By early morning on Thursday, March 29, the Army search and rescue team was at the Halawakee constructing a floating wooden pier attached to the stout structure undergirding the bridge and secured to pylons on shore. Two motorboats transported divers from shore to the pier. The divers worked in teams of two and lost no time in covering the deep water immediately below the bridge. They used powerful underwater lights to search for materials that could have been used to weigh down the body of Judge Duffy.

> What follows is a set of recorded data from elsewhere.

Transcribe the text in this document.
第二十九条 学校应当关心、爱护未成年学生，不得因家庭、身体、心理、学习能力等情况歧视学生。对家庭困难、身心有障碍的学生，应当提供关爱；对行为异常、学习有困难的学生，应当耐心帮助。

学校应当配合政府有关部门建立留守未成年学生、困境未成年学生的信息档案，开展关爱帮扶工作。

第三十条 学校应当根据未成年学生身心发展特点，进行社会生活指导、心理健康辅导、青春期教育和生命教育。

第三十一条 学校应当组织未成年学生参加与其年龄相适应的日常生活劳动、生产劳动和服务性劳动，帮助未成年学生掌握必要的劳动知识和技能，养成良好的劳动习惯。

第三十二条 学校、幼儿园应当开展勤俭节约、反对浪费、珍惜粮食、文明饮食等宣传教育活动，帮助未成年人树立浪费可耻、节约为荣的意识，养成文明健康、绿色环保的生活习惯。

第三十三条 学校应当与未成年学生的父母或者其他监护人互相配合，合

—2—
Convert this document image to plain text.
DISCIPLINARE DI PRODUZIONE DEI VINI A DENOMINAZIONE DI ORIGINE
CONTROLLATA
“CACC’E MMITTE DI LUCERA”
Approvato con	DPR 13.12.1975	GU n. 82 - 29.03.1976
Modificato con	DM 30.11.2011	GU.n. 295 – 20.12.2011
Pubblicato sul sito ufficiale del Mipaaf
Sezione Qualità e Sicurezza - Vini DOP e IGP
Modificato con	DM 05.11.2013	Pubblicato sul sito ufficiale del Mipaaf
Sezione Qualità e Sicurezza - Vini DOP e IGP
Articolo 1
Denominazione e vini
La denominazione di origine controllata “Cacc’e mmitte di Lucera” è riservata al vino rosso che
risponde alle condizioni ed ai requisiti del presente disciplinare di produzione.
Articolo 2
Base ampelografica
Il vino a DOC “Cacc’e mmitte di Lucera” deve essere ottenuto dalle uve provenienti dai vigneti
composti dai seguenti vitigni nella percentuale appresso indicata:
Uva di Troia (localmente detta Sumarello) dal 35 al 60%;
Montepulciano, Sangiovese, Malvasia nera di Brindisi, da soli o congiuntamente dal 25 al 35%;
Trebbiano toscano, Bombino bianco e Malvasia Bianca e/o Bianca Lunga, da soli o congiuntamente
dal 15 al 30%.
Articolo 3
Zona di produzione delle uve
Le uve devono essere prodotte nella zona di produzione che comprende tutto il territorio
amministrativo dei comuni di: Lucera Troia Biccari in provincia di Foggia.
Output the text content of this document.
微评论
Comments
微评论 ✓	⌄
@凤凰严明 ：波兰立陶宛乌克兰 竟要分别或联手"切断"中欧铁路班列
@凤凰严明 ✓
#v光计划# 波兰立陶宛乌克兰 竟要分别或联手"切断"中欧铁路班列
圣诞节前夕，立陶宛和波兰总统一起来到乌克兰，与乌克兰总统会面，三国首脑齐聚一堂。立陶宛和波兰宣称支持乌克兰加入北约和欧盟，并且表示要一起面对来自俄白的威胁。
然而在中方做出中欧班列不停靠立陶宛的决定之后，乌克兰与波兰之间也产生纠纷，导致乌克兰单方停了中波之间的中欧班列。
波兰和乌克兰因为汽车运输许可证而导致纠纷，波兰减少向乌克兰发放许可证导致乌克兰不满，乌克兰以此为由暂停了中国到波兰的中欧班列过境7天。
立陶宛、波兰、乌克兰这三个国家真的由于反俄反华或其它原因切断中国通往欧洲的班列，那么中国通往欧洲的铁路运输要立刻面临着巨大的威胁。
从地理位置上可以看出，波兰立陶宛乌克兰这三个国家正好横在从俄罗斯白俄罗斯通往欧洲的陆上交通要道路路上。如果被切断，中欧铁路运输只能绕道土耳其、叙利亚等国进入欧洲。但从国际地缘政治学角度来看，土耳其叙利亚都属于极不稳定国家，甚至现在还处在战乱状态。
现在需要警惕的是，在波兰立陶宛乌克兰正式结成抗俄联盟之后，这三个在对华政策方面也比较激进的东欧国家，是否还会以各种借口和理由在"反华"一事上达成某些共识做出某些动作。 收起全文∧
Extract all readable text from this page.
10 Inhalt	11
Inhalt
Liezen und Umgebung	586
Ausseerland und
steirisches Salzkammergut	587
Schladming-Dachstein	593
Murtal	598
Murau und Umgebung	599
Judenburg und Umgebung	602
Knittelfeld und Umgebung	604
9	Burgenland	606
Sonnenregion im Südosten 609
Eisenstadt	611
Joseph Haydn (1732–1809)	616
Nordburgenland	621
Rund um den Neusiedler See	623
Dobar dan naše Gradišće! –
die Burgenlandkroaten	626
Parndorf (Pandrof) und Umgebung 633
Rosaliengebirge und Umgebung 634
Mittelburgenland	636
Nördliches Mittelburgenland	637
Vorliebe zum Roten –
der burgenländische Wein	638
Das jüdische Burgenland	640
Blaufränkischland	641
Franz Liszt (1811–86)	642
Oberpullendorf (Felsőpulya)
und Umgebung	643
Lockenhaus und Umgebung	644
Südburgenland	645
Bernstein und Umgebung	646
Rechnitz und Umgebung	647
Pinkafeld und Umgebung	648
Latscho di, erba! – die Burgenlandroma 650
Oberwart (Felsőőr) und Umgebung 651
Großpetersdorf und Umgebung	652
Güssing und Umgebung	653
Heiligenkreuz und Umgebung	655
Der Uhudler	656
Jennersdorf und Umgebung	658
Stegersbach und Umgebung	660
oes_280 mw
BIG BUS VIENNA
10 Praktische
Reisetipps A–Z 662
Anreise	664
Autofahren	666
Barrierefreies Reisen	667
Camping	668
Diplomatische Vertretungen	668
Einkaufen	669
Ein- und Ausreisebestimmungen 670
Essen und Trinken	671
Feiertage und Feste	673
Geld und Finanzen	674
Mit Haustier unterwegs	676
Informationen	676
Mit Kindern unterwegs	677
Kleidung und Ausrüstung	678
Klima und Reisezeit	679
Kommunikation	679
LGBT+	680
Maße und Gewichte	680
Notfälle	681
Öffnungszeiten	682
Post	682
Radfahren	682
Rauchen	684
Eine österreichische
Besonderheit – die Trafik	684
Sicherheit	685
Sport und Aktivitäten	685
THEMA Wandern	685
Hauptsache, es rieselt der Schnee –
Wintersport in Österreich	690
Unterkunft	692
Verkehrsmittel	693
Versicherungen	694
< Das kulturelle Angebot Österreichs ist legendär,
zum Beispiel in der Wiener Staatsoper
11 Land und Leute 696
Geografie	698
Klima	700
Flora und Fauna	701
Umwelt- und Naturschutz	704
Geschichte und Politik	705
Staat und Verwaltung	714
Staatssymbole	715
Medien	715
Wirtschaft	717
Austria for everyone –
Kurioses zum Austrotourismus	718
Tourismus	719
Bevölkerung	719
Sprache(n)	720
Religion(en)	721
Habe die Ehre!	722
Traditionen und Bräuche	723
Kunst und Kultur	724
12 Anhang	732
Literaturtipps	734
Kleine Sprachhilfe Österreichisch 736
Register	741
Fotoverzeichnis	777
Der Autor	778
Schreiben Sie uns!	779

Gone were the cold temperatures of February, but the spring rains kept the Halawakee running full and swift. The divers found the work slow and painstaking, as they encountered fallen trees, rocks, and the constant flow of debris.
They found nothing through Thursday and Friday, but on Saturday just before noon, a pair of divers found three harrow disks still wired together with baling wire, wedged tight between the rusted hulk of a car and a tree trunk lying on the rocky bottom. They were large disks, twenty-two inches in diameter, each weighing about twenty pounds, and it took both divers to bring them to the surface.
The divers were strong men, and they cheered as they swam with the harrow disks between them to the floating pier. The soldiers joined in the celebration as they lifted the heavy prize out of the roiling water.
At last they had the victim and the evidence. But how would the new coroner adjudge the death? Murder or suicide? Soon every white and colored person in Creek County would be wanting to know his decision.